We receive lots of questions about posting the same content on both Twitter and Facebook. And both social media platforms have plug-ins to let you do that easily. That means when you post to Facebook, it will automatically syndicate to Twitter via a new tweet. And when you tweet, it will automatically syndicate to Facebook as a new post. So you get to kill two birds with one stone, right? You get to be active on both platforms but only have to post to one. A short cut! Not exactly. I know there are lots of opinions on this time saving approach, but I am not a fan.

And here’s why:

1. The platforms have different uses.
People use Facebook and Twitter for different reasons. And how people interact on the platforms is different. Facebook is a social place for community building. There are lots of other things to do than just post updates or links. You can play games, write journal notes, create event invitations, look at pictures, etc. It’s like someone’s living room. Tweeting, on the other hand, is known by many as microblogging. It’s like sending out a text message to a bunch of people. Twitter is all about sharing news and sharing it quickly. A tweet that is few days old will get lost in the stream of tweets and quickly forgotten. A post on Facebook, on the other hand, will appear on your wall for a long time. And someone perusing your wall months later will still be able to see it. And it’s perfectly normal to send out 15 tweets in a day. If you sent that many posts on Facebook, you may find that many block you from their newsfeeds.

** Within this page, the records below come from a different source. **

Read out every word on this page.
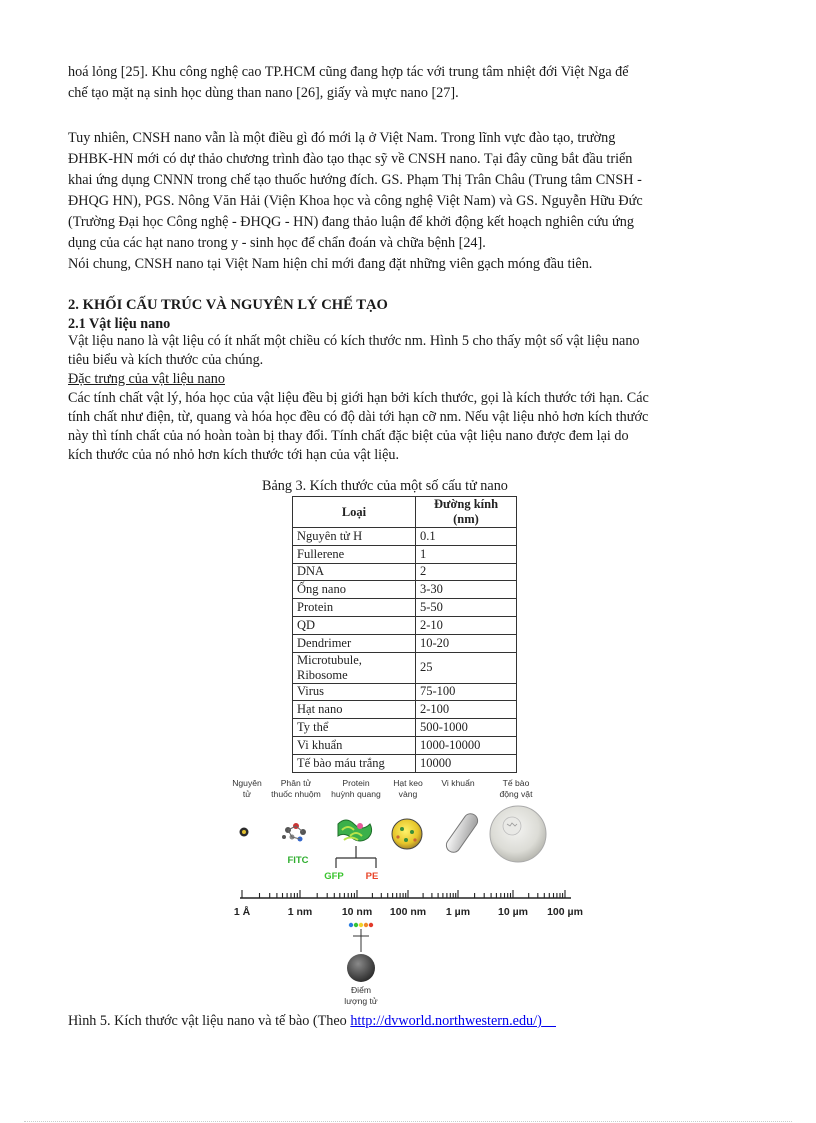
hoá lỏng [25]. Khu công nghệ cao TP.HCM cũng đang hợp tác với trung tâm nhiệt đới Việt Nga để
chế tạo mặt nạ sinh học dùng than nano [26], giấy và mực nano [27].
Tuy nhiên, CNSH nano vẫn là một điều gì đó mới lạ ở Việt Nam. Trong lĩnh vực đào tạo, trường
ĐHBK-HN mới có dự thảo chương trình đào tạo thạc sỹ về CNSH nano. Tại đây cũng bắt đầu triển
khai ứng dụng CNNN trong chế tạo thuốc hướng đích. GS. Phạm Thị Trân Châu (Trung tâm CNSH -
ĐHQG HN), PGS. Nông Văn Hải (Viện Khoa học và công nghệ Việt Nam) và GS. Nguyễn Hữu Đức
(Trường Đại học Công nghệ - ĐHQG - HN) đang thảo luận để khởi động kết hoạch nghiên cứu ứng
dụng của các hạt nano trong y - sinh học để chẩn đoán và chữa bệnh [24].
Nói chung, CNSH nano tại Việt Nam hiện chỉ mới đang đặt những viên gạch móng đầu tiên.
2. KHỐI CẤU TRÚC VÀ NGUYÊN LÝ CHẾ TẠO
2.1 Vật liệu nano
Vật liệu nano là vật liệu có ít nhất một chiều có kích thước nm. Hình 5 cho thấy một số vật liệu nano
tiêu biểu và kích thước của chúng.
Đặc trưng của vật liệu nano
Các tính chất vật lý, hóa học của vật liệu đều bị giới hạn bởi kích thước, gọi là kích thước tới hạn. Các
tính chất như điện, từ, quang và hóa học đều có độ dài tới hạn cỡ nm. Nếu vật liệu nhỏ hơn kích thước
này thì tính chất của nó hoàn toàn bị thay đổi. Tính chất đặc biệt của vật liệu nano được đem lại do
kích thước của nó nhỏ hơn kích thước tới hạn của vật liệu.
Bảng 3. Kích thước của một số cấu tử nano
Loại	Đường kính (nm)
Nguyên tử H	0.1
Fullerene	1
DNA	2
Ống nano	3-30
Protein	5-50
QD	2-10
Dendrimer	10-20
Microtubule, Ribosome	25
Virus	75-100
Hạt nano	2-100
Ty thể	500-1000
Vi khuẩn	1000-10000
Tế bào máu trắng	10000
Nguyên
tử
Phân tử
thuốc nhuộm
Protein
huỳnh quang
Hạt keo
vàng
Vi khuẩn	Tế bào
động vật
FITC
GFP PE
1 Å	1 nm	10 nm 100 nm 1 µm	10 µm 100 µm
Điểm
lượng tử
Hình 5. Kích thước vật liệu nano và tế bào (Theo http://dvworld.northwestern.edu/)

2. The posts & tweets don’t translate well.
Tweets have to be 140 characters or less. That alone changes how you deliver the message. You leave out prepositions and articles and shorten words to fit everything in. And you use tools like the # and @ to target your tweets. When those tweets post on Facebook, there isn’t much love for the robot talk. People know you are automatically syndicating your content. Facebook posts can be much longer than 140 characters. And you get to see the groovy thumbnail pic that comes with a link which makes people more inclined to click on it. When your post automatically syndicates to Twitter, whatever is past 140 gets cut off. There also are no #s or @s to give your tweet some meat. Anyone interested would have to log onto to Facebook to see your whole post or click on the link you provided (most people will not do that; they are on Twitter to get information fast). And there is a link to Facebook in the tweet that, again, screams “I’m taking a short cut” to your followers.

3. It’s redundant.
Not everyone who is on Facebook is on Twitter and vice versa. But those who follow you on both will find your redundant messages annoying. What you post and how you post it should be different on each platform, so redundancy not only can annoy people but it won’t do much to build your following or your brand loyalty.

Social media activity is all about authenticity. You need to provide relevant content in a genuine way that is appropriate for each platform on which you post. And automatically feeding one thing to the other is the opposite of genuine. More is not necessarily better in this case. If you have limited time to dedicate to social media, it is best to stick with one platform and do it right.